Congo Basin Forests Have 10 Years to Avoid Collapse
Extraction threatens 38% of community forests with oil and gas, 42% with mining, jeopardizing biodiversity and Indigenous livelihoods in the Congo Basin, the world's second-largest rainforest.
- On Monday, an executive summary by 177 experts was released for COP30 in Belém, revealing governments and investors seek minerals, timber and oil in the Congo Basin, threatening local and Indigenous communities.
- Governments and companies are driving extraction by prioritising growth and revenues, with national governments of Congo Basin countries viewing mining as fiscal engines while corruption limits community benefits despite a $23.2 trillion natural asset valuation and $1.15 trillion annual ecosystem services value.
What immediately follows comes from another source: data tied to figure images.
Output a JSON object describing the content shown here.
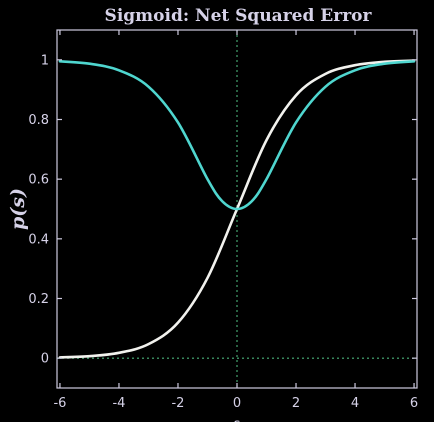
{
  "chart_data": {
    "type": "line",
    "title": "Sigmoid: Net Squared Error",
    "xlabel": "s",
    "ylabel": "p(s)",
    "xlim": [
      -6.1,
      6.1
    ],
    "ylim": [
      -0.1,
      1.1
    ],
    "xticks": [
      -6,
      -4,
      -2,
      0,
      2,
      4,
      6
    ],
    "yticks": [
      0,
      0.2,
      0.4,
      0.6,
      0.8,
      1
    ],
    "ytick_labels": [
      "0",
      "0.2",
      "0.4",
      "0.6",
      "0.8",
      "1"
    ],
    "grid": false,
    "reference_lines": [
      {
        "orientation": "vertical",
        "value": 0,
        "style": "dotted",
        "color": "#4bb27a"
      },
      {
        "orientation": "horizontal",
        "value": 0,
        "style": "dotted",
        "color": "#4bb27a"
      }
    ],
    "series": [
      {
        "color": "#f2f2ee",
        "x": [
          -6,
          -5,
          -4,
          -3,
          -2,
          -1,
          0,
          1,
          2,
          3,
          4,
          5,
          6
        ],
        "y": [
          0.0025,
          0.0067,
          0.018,
          0.047,
          0.119,
          0.269,
          0.5,
          0.731,
          0.881,
          0.953,
          0.982,
          0.9933,
          0.9975
        ]
      },
      {
        "color": "#4fd6cf",
        "x": [
          -6,
          -5,
          -4,
          -3,
          -2,
          -1,
          -0.5,
          0,
          0.5,
          1,
          2,
          3,
          4,
          5,
          6
        ],
        "y": [
          0.995,
          0.987,
          0.965,
          0.91,
          0.79,
          0.6,
          0.526,
          0.5,
          0.526,
          0.6,
          0.79,
          0.91,
          0.965,
          0.987,
          0.995
        ]
      }
    ]
  }
}
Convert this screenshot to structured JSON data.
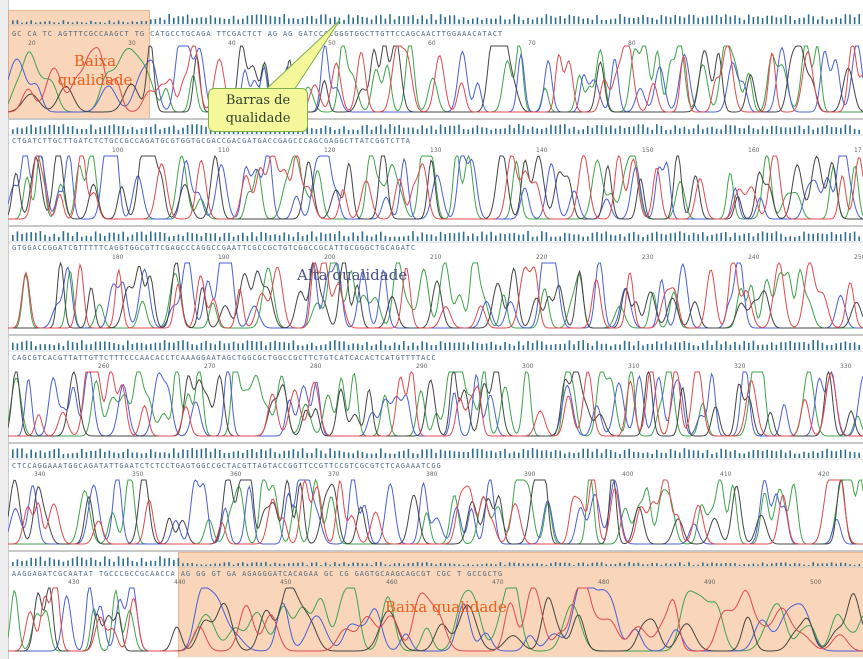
{
  "labels": {
    "low_quality_start_line1": "Baixa",
    "low_quality_start_line2": "qualidade",
    "quality_bars_line1": "Barras de",
    "quality_bars_line2": "qualidade",
    "high_quality": "Alta qualidade",
    "low_quality_end": "Baixa qualidade"
  },
  "rows": [
    {
      "sequence": "GC CA  TC AGTTTCGCCAAGCT TG CATGCCTGCAGA TTCGACTCT AG AG GATCCCCGGGTGGCTTGTTCCAGCAACTTGGAAACATACT",
      "positions": [
        "20",
        "30",
        "40",
        "50",
        "60",
        "70",
        "80"
      ]
    },
    {
      "sequence": "CTGATCTTGCTTGATCTCTGCCGCCAGATGCGTGGTGCGACCGACGATGACCGAGCCCAGCGAGGCTTATCGGTCTTA",
      "positions": [
        "100",
        "110",
        "120",
        "130",
        "140",
        "150",
        "160",
        "17"
      ]
    },
    {
      "sequence": "GTGGACCGGATCGTTTTTCAGGTGGCGTTCGAGCCCAGGCCGAATTCGCCGCTGTCGGCCGCATTGCGGGCTGCAGATC",
      "positions": [
        "180",
        "190",
        "200",
        "210",
        "220",
        "230",
        "240",
        "250"
      ]
    },
    {
      "sequence": "CAGCGTCACGTTATTGTTCTTTCCCAACACCTCAAAGGAATAGCTGGCGCTGGCCGCTTCTGTCATCACACTCATGTTTTACC",
      "positions": [
        "260",
        "270",
        "280",
        "290",
        "300",
        "310",
        "320",
        "330"
      ]
    },
    {
      "sequence": "CTCCAGGAAATGGCAGATATTGAATCTCTCCTGAGTGGCCGCTACGTTAGTACCGGTTCCGTTCCGTCGCGTCTCAGAAATCGG",
      "positions": [
        "340",
        "350",
        "360",
        "370",
        "380",
        "390",
        "400",
        "410",
        "420"
      ]
    },
    {
      "sequence": "AAGGAGATCGCAATAT TGCCCGCCGCAACCA AG GG GT GA AGAGGGATCACAGAA  GC CG GAGTGCAAGCAGCGT CGC T GCCGCTG",
      "positions": [
        "430",
        "440",
        "450",
        "460",
        "470",
        "480",
        "490",
        "500"
      ]
    }
  ],
  "trace_colors": {
    "A": "#3fa34d",
    "C": "#4b5fd6",
    "G": "#444444",
    "T": "#e0494f"
  },
  "colors": {
    "low_quality_fill": "#f7c9a3",
    "label_orange": "#e9601e",
    "label_blue": "#4c5286",
    "callout_fill": "#f4f89a",
    "quality_bar": "#2e6e8e",
    "sequence_text": "#4d6a85"
  }
}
- New data show extensive overlaps between community lands and extractive blocks, with 38% of community forests in the Congo Basin threatened by oil and gas, 42% by mining, and 6% by logging.
- Communities face immediate losses as forests degrade and livelihoods suffer, with the GATC urging direct climate finance and the Kinshasa Declaration demanding an end to unsustainable extraction.
- Protecting the Basin has become a major focus ahead of COP30, with over $2.5 billion committed via The Belem Call to safeguard the Congo Basin's over 90.9 billion tons of stored carbon and 600 million tonnes annual CO2 absorption.